Ciò porta a rinnovare insieme l’amore alla Chiesa, a questa Chiesa truentina, quella di oggi, nella concretezza del suo darsi oggi e qui degnamente rappresentata da tutti voi, sacerdoti e fedeli, uniti attorno a me vescovo. Di essa e non di altro tutti siamo servitori, perché servire questa Chiesa è servire Cristo nel suo corpo, come ci ricorda spesso san Paolo. La nostra Chiesa truentina è una Chiesa ricca di risorse, innanzitutto e soprattutto perché ha tutte le risorse della grazia di Dio necessarie per la nostra santificazione (parola, sacramenti, ministero ordinato).
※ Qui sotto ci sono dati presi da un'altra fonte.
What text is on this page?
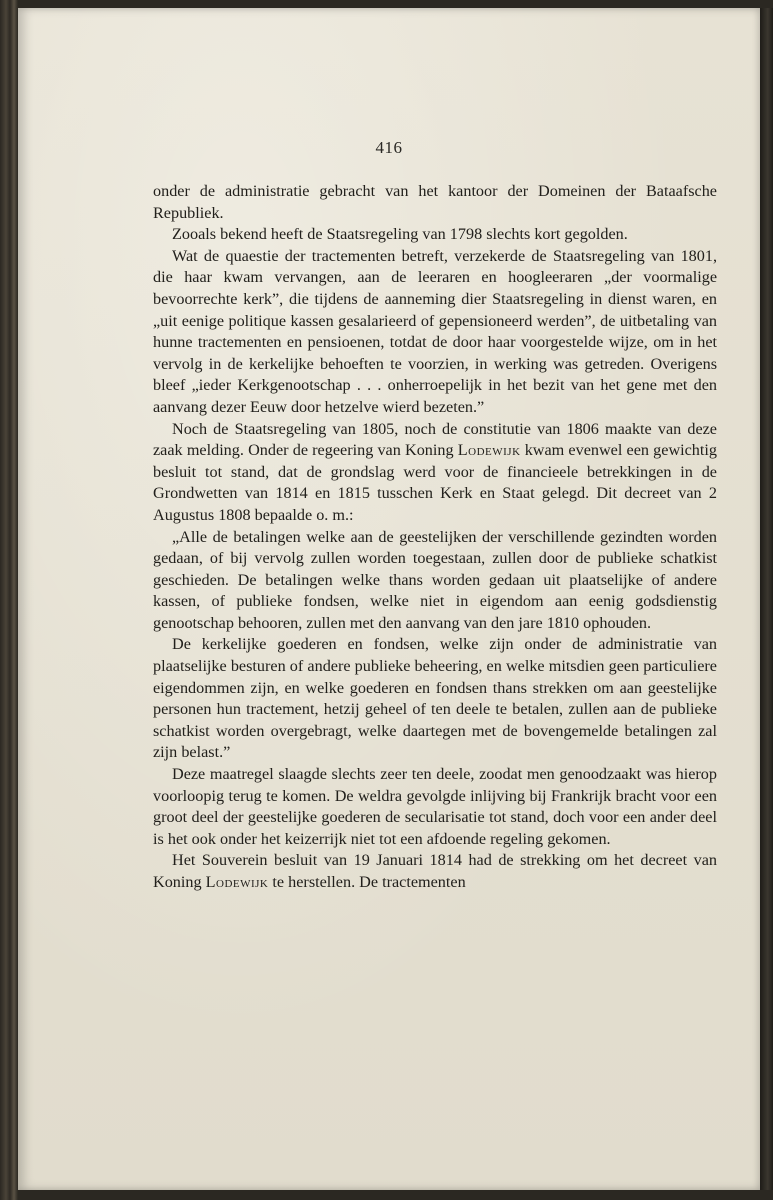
416

onder de administratie gebracht van het kantoor der Domeinen der Bataafsche Republiek.

Zooals bekend heeft de Staatsregeling van 1798 slechts kort gegolden.

Wat de quaestie der tractementen betreft, verzekerde de Staatsregeling van 1801, die haar kwam vervangen, aan de leeraren en hoogleeraren „der voormalige bevoorrechte kerk”, die tijdens de aanneming dier Staatsregeling in dienst waren, en „uit eenige politique kassen gesalarieerd of gepensioneerd werden”, de uitbetaling van hunne tractementen en pensioenen, totdat de door haar voorgestelde wijze, om in het vervolg in de kerkelijke behoeften te voorzien, in werking was getreden. Overigens bleef „ieder Kerkgenootschap . . . onherroepelijk in het bezit van het gene met den aanvang dezer Eeuw door hetzelve wierd bezeten.”

Noch de Staatsregeling van 1805, noch de constitutie van 1806 maakte van deze zaak melding. Onder de regeering van Koning Lodewijk kwam evenwel een gewichtig besluit tot stand, dat de grondslag werd voor de financieele betrekkingen in de Grondwetten van 1814 en 1815 tusschen Kerk en Staat gelegd. Dit decreet van 2 Augustus 1808 bepaalde o. m.:

„Alle de betalingen welke aan de geestelijken der verschillende gezindten worden gedaan, of bij vervolg zullen worden toegestaan, zullen door de publieke schatkist geschieden. De betalingen welke thans worden gedaan uit plaatselijke of andere kassen, of publieke fondsen, welke niet in eigendom aan eenig godsdienstig genootschap behooren, zullen met den aanvang van den jare 1810 ophouden.

De kerkelijke goederen en fondsen, welke zijn onder de administratie van plaatselijke besturen of andere publieke beheering, en welke mitsdien geen particuliere eigendommen zijn, en welke goederen en fondsen thans strekken om aan geestelijke personen hun tractement, hetzij geheel of ten deele te betalen, zullen aan de publieke schatkist worden overgebragt, welke daartegen met de bovengemelde betalingen zal zijn belast.”

Deze maatregel slaagde slechts zeer ten deele, zoodat men genoodzaakt was hierop voorloopig terug te komen. De weldra gevolgde inlijving bij Frankrijk bracht voor een groot deel der geestelijke goederen de secularisatie tot stand, doch voor een ander deel is het ook onder het keizerrijk niet tot een afdoende regeling gekomen.

Het Souverein besluit van 19 Januari 1814 had de strekking om het decreet van Koning Lodewijk te herstellen. De tractementen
Ovviamente, come ogni realtà umana, è frenata dalle inevitabili nostre debolezze umane. La consapevolezza di ciò ci stimoli non a scoraggiamento, ma a una maggior corrispondenza alla grazia di Dio.
Amiamo questa Chiesa, carissimi, non lesiniamo la nostra generosità verso di essa. Amare la Chiesa è amare Cristo. Aiutiamoci a vicenda ad amarla sempre più: aiutate me, aiutate i sacerdoti, aiutatevi tra di voi. Rendiamola sempre più santa e immacolata così che possa compiere la missione che Gesù le ha affidato quando ha detto ai suoi apostoli “andate in tutto il mondo e predicate il Vangelo ad ogni creatura” (Mc 16,15).
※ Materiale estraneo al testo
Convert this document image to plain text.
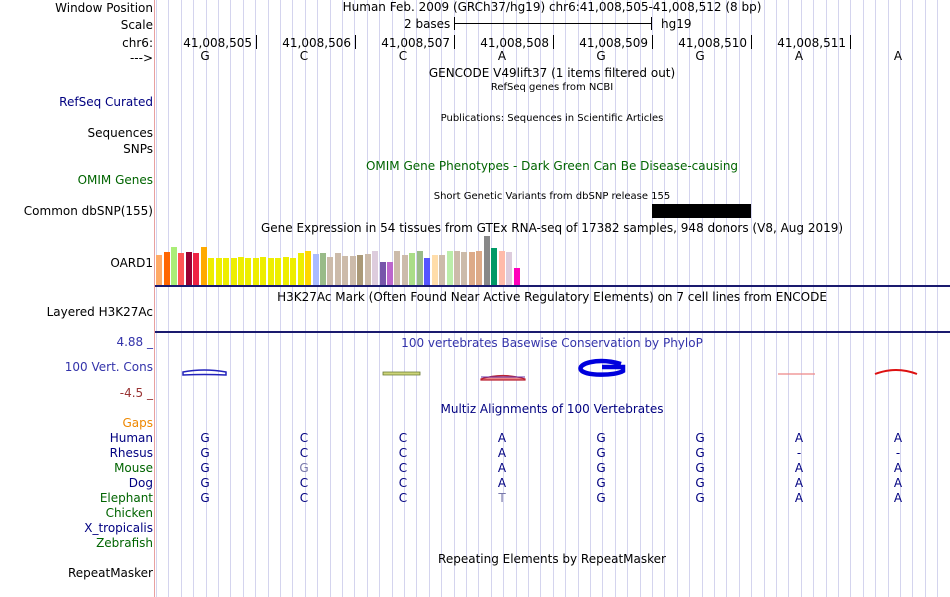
Window Position	Human Feb. 2009 (GRCh37/hg19) chr6:41,008,505-41,008,512 (8 bp)
Scale	2 bases	hg19
chr6:	41,008,505	41,008,506	41,008,507	41,008,508	41,008,509	41,008,510	41,008,511
--->	G	C	C	A	G	G	A	A
GENCODE V49lift37 (1 items filtered out)
RefSeq genes from NCBI
RefSeq Curated
Publications: Sequences in Scientific Articles
Sequences
SNPs
OMIM Gene Phenotypes - Dark Green Can Be Disease-causing
OMIM Genes
Short Genetic Variants from dbSNP release 155
Common dbSNP(155)
Gene Expression in 54 tissues from GTEx RNA-seq of 17382 samples, 948 donors (V8, Aug 2019)
OARD1
H3K27Ac Mark (Often Found Near Active Regulatory Elements) on 7 cell lines from ENCODE
Layered H3K27Ac
100 vertebrates Basewise Conservation by PhyloP
4.88 _
100 Vert. Cons
-4.5 _
Multiz Alignments of 100 Vertebrates
Gaps
Human	G	C	C	A	G	G	A	A
Rhesus	G	C	C	A	G	G	-	-
Mouse	G	G	C	A	G	G	A	A
Dog	G	C	C	A	G	G	A	A
Elephant	G	C	C	T	G	G	A	A
Chicken
X_tropicalis
Zebrafish
Repeating Elements by RepeatMasker
RepeatMasker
E con la sua bontà e la sua grazia il Signore si degni di accompagnarci ora e sempre».
Dopo i Riti di Comunione il clero diocesano ha fatto dono al Vescovo Bresciani di due regali: una mitria e un suo ritratto realizzato da don Tiziano Napoletani. Conclusa la celebrazione, clero e fedeli si sono ritrovati nel cortile parrocchiale per un momento di gioia e condivisione.